Friday, June 15, 2018

Marvelous: INCREDIBLES 2

Brad Bird does something, well, incredible with Incredibles 2. Not only is it a worthy successor to his excellent original film -- and one 14 years old at that -- but it also restores honest-to-goodness comic book thrill to the superhero genre. Here is a movie that's so abundantly clever in its construction, so energetically creative in every beat of action involved, that it makes one wonder how we've managed to put up for so long with the turgid punching and cluttered effects explosions that bog down the live-action superheroics that've clogged our screens. For anyone whose mind has numbed to the waves of digital mayhem tumbling indiscriminately out of the last act of any Marvel movie or been lulled into a stupor by the senseless bombast of most DC ones, it's about time we got a reminder color and excitement can be found in putting the concept of a super hero to its best use.
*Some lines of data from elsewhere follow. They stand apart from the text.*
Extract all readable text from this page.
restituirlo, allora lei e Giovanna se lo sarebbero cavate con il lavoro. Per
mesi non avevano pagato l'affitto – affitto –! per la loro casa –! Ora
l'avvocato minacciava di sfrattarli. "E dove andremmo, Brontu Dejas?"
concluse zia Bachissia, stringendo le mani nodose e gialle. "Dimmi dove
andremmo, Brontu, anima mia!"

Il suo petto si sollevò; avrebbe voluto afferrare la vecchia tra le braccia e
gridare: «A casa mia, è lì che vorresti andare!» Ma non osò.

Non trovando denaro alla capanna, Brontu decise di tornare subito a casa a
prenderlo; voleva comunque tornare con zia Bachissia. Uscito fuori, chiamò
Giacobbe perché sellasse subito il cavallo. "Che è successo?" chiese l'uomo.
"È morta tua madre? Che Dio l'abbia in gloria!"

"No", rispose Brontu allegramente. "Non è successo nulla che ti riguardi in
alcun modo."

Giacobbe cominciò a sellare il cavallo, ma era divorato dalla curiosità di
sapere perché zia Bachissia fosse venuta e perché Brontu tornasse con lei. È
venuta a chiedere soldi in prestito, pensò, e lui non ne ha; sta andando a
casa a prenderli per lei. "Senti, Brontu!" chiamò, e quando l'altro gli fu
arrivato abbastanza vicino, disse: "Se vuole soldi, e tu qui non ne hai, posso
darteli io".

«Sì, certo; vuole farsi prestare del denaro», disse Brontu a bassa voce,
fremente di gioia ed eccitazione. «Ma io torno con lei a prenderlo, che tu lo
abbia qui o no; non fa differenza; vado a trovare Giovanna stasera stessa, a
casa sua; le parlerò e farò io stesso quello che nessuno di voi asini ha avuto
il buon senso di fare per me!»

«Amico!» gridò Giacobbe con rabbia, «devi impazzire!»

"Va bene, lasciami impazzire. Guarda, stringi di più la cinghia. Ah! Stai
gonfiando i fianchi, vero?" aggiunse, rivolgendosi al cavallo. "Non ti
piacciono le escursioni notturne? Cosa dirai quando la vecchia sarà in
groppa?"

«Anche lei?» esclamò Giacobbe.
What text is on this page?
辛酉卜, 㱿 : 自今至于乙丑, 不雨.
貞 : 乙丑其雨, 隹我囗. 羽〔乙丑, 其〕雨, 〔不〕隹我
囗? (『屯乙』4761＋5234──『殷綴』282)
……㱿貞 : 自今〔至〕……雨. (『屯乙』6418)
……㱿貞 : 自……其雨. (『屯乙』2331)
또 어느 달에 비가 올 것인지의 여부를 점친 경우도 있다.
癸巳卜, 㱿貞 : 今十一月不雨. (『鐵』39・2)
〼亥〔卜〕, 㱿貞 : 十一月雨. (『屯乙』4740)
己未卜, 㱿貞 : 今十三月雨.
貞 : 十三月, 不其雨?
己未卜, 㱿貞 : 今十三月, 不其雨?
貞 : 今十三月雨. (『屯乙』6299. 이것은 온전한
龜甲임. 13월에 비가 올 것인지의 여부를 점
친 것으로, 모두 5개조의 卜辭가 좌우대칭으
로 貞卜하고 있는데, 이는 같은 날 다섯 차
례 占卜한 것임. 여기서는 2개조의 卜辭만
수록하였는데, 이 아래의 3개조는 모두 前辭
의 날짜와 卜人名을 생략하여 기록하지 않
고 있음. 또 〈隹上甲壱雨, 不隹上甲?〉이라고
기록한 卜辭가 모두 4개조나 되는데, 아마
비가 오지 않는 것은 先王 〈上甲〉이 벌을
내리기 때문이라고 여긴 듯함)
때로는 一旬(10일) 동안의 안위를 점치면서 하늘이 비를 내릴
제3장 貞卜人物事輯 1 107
Bird knows how to build sequences and shape character, not just to contort them into whiz-bang calamities, but to mold a scene to maximum impact. Here is the story of a superhero family, putting both elements of that concept in full flowering display. It has deeply satisfying boom-pow action -- hurtling helicopters, collapsing urban infrastructure, crackling superpowers, with each sequence fully thought through for how each and every fantasy conceit could be wielded and combined in ever new and entertaining ways -- and a tenderly felt sense of human drama. Bird and his team of artists can build a great childish cartoony gag -- a spray-water-out-your-nose funny visual flourish -- with as much astonishing ease as a soft, talky, casual heart-to-heart between two grown-ups and make it all feel of one piece.


Picking up mere seconds after the 2004 classic ended, this sequel finds superheroes still banned from public life, and the newly formed family unit struggling with how to live up to their potential. How do they go about breaking the law to save it? How best to help kids learn to live in an often cruel and confusing world? It may be set in the past, but it also feels of-the-moment as these questions wrestle on the surface of Pixar's sparkling, swinging mid-century pseudo-60's cool. Elastigirl (Holly Hunter, perfect honey drip toughness) is offered a job by a high-powered technology company (led by pleasantly insinuating siblings voiced by Bob Odenkirk and Catherine Keener) who hope to make superheroes legal again. Mr. Incredible (Craig T. Nelson) struggles with finding the joy in parenting his cute and challenging super-kids (speedy tween (Huckleberry Milner), invisible teen (Sarah Vowell), and mind-bendingly multitalented baby) while letting his wife take center stage. The film is smart about married life, in finding dynamics between the two that reflect a healthy relationship that's nonetheless marked by internalized gender roles and egos only sometimes in check. The kids, too, are relatable in their troubles -- with math homework, with crushes, with TV and sugary cereals. Bird goes in on what could be standard sitcom tropes and imbues them with a sense of warmth and life, like any basically stable family unit buffeted by the everyday struggles of life. It just so happens their struggles entail a dastardly plot by a villainous Screenslaver, whose plan to destroy the reputation of superheroes once and for all leads inexorably to the most satisfying climax of superpower conflagration in ages. The film, grooving on Giacchino's brassy syncopation, is a rat-a-tat riot of heartfelt sentiments and rip-roaring action, staged with the smoothest, eye-boggling visual wit you'd ever hope to see. It's marvelous, and well worth the wait.